Lelaki bertubuh tinggi di hadapan saya ini sungguh seorang inspirator sejati. Seperti nama kerennya: Dek Enjoy, selalu hidup enjoy. Visinya jauh melompat ke depan. Sudah empat tahun Dek Enjoy membentuk dan memimpin TUUT, Tyto Alba Uma Wali untuk Tani, kelompok masyarakat yang memiliki kegiatan memelihara dan merawat burung hantu. Spesiesnya adalah Tyto Alba, jenis burung hantu berbulu putih. Tampangnya manis. Tidak menyeramkan. Wajahnya berbentuk jantung dengan tepi kecoklatan. Kalau di Jawa disebut Serak Jawa.

Saya jadi teringat dengan Hedwig, burung hantu putih dalam film sekuel Harry Potter yang mendunia itu. Burung hantu yang baik, sebaik Harry Potter.

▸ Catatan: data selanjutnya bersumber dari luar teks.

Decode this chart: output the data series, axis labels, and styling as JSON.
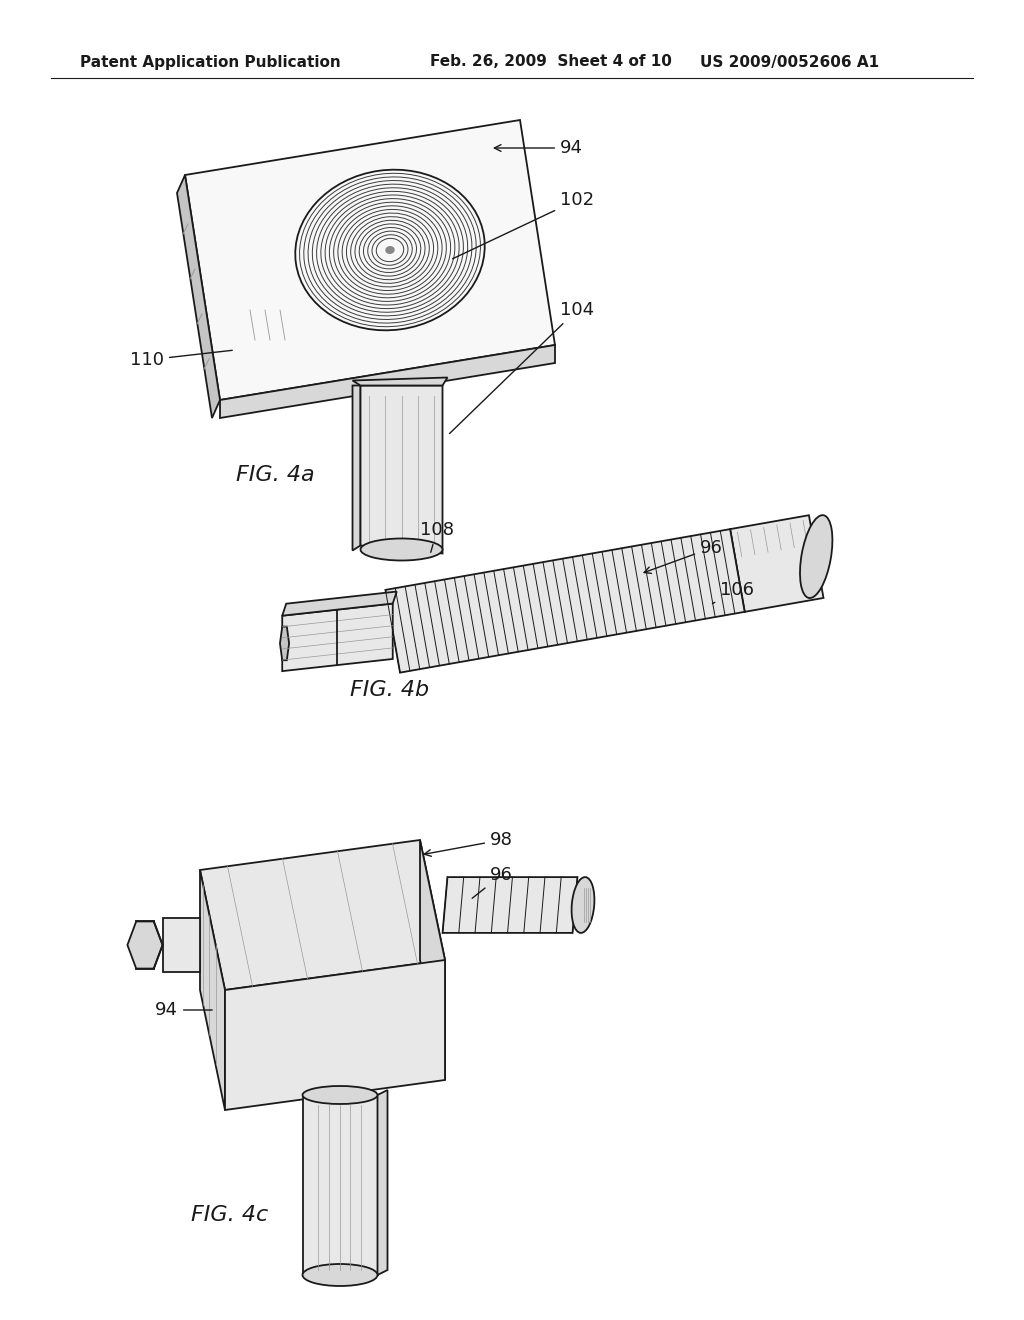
{
  "background_color": "#ffffff",
  "header_left": "Patent Application Publication",
  "header_center": "Feb. 26, 2009  Sheet 4 of 10",
  "header_right": "US 2009/0052606 A1",
  "header_fontsize": 11,
  "fig_label_fontsize": 16,
  "annotation_fontsize": 13,
  "lw_main": 1.3,
  "lw_thin": 0.7,
  "color_main": "#1a1a1a",
  "color_light": "#999999",
  "face_white": "#f8f8f8",
  "face_light": "#e8e8e8",
  "face_mid": "#d8d8d8",
  "face_dark": "#c5c5c5"
}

Burung-burung hantu yang sudah dewasa, yang sudah siap berburu di alam liar, dilepaskan oleh kelompok TUUT ini, lewat sebuah acara seremonial. Tahun 2018 yang lalu mereka telah melepaskan sebanyak tiga kali. Pertama dilepas di Subak Merta, Tempek Soka Candi, Desa Senganan. Yang kedua dilepas saat acara Festival Jatiluwih yang meriah itu, kemudian yang terakhir Desa Wisata Pinge mendapat giliran. Menurut masyarakat petani, pelepasan burung hantu ini memberi banyak perubahan. Hama tikus menjadi lebih sedikit.

Banjar Pagi menjadi begitu terkenal. Banyak pejabat yang datang ke sana, khusus melihat penangkaran burung hantu Tyto Alba itu secara langsung. Beberapa stasiun televisi pernah menayangkan di layar kaca. Wartawan-wartawan sudah banyak yang menulis. Wisatawan asing silih berganti datang.

Made Jonita mengeluhkan biaya perawatan burung-burung itu. Operasionalnya lumayan tinggi. Belum lagi kalau ada burung sakit yang butuh perawatan. Sekarang ada sembilan burung di penangkaran yang masih muda. Setiap hari mereka harus diberi makan tikus. Satu burung minimal membutuhkan seekor tikus untuk satu hari. Inilah yang bikin repot. Tiap hari Made Jonita berburu tikus dengan senapan, bergiliran dengan anggota kelompok yang lain. Kadang juga dibantu anak Made Jonita yang sudah remaja, yang sudah bisa mengoperasikan senapan angin.

Sementara bantuan operasional dari pemerintah dirasa masih minim.

“Untuk beli peluru saja rasanya tidak cukup,” kata Made Jonita sambil tersenyum.

Burung-burung itu memang sengaja dari kecil diberi tikus, karena fungsi utama mereka nanti sebagai pemangsa tikus hama sawah. Tidak pernah diberi makanan yang lain seperti anak ayam, karena salah-salah nanti mereka justru memburu anak ayam yang diternakkan. Maunya membantu petani, justru ribut yang terjadi.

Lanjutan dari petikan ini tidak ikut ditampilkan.